Former Salvation Army Citadel is a Grade II listed building in the Dorset local planning authority area, England. First listed on 8 May 1975. Chapel. 3 related planning applications.

Former Salvation Army Citadel

WRENN ID
strange-rubble-burdock
Grade
II
Local Planning Authority
Dorset
Country
England
Date first listed
8 May 1975
Type
Chapel
Source
Historic England listing

Description

Former Salvation Army Citadel, Durngate Street

This is a former chapel built in 1875 with additions from the late 19th and early 20th centuries, including a probable Sunday School constructed in a matching style. The building stands on a corner plot on Durngate Street, at the centre of Dorchester.

The structure is constructed of brown brick with ashlar dressings, beneath pitched slate roofs. It is roughly square in plan, with the original chapel forming the main element, a two-storey wing with basement containing ancillary rooms to the rear, and an attached west range that probably served as a Sunday School.

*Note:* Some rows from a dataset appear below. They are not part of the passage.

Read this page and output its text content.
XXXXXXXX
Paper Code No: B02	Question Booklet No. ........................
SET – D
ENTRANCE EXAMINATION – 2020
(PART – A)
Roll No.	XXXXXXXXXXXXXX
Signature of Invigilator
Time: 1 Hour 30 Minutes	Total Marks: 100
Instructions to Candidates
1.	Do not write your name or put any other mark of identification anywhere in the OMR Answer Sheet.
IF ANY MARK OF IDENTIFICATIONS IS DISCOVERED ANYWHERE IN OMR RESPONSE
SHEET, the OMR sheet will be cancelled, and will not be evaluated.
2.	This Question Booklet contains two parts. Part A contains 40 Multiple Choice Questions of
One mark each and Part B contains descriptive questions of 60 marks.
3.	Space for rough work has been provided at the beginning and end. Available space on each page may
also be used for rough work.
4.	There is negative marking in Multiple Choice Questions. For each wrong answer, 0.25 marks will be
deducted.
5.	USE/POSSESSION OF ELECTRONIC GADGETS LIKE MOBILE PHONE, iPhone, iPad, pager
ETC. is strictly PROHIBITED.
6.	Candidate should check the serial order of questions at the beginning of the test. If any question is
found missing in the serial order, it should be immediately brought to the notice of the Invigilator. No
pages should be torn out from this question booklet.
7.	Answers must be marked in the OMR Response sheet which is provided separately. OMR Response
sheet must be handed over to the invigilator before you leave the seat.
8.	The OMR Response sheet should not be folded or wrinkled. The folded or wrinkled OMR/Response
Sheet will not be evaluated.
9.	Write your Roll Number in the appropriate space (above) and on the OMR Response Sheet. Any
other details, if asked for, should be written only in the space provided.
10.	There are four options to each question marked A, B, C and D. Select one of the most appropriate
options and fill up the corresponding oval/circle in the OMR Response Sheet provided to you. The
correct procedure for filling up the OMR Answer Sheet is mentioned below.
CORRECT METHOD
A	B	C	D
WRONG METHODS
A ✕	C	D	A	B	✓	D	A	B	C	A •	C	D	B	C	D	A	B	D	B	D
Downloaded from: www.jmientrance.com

The principal entrance front faces north and features two gables. The left-hand gable is buttressed with four buttresses, the outer two rising to pinnacles. The entrance comprises a pointed-arched door with flanking colonettes carrying crocket capitals and a single roll moulding. Above this are cusped single lancets with Early English tracery and a spherical triangle in the gable end. The right-hand gable, belonging to the former Sunday School, contains similar windows positioned adjacent to each other, separated by very slender buttresses that rise from an entrance porch. This porch has diagonal buttresses and a matching pointed-arched door. The east elevation to Salisbury Street is more modest, with bays defined by buttresses containing simple square-headed windows with ashlar surrounds and brick relieving arches. The right-hand window dates from the second half of the 20th century; the others are boarded over. The rear addition contains a large four-light window with cusped heads.

The interior was not inspected as of 2010 but is understood to comprise two single-storey halls with arch-braced roof trusses carried on corbels within the former chapel. Windows from what was previously the external west wall of the chapel remain visible, though their openings have been blocked, likely when the building was extended westwards.

The building was originally constructed as a Primitive Methodist Chapel. It was extended prior to 1902 when service rooms were added to the rear, and again between 1902 and 1929 when a hall, possibly a Sunday School, was constructed on the west side. The building continued in use as a Methodist Chapel until the mid-20th century, after which it was used by the Salvation Army.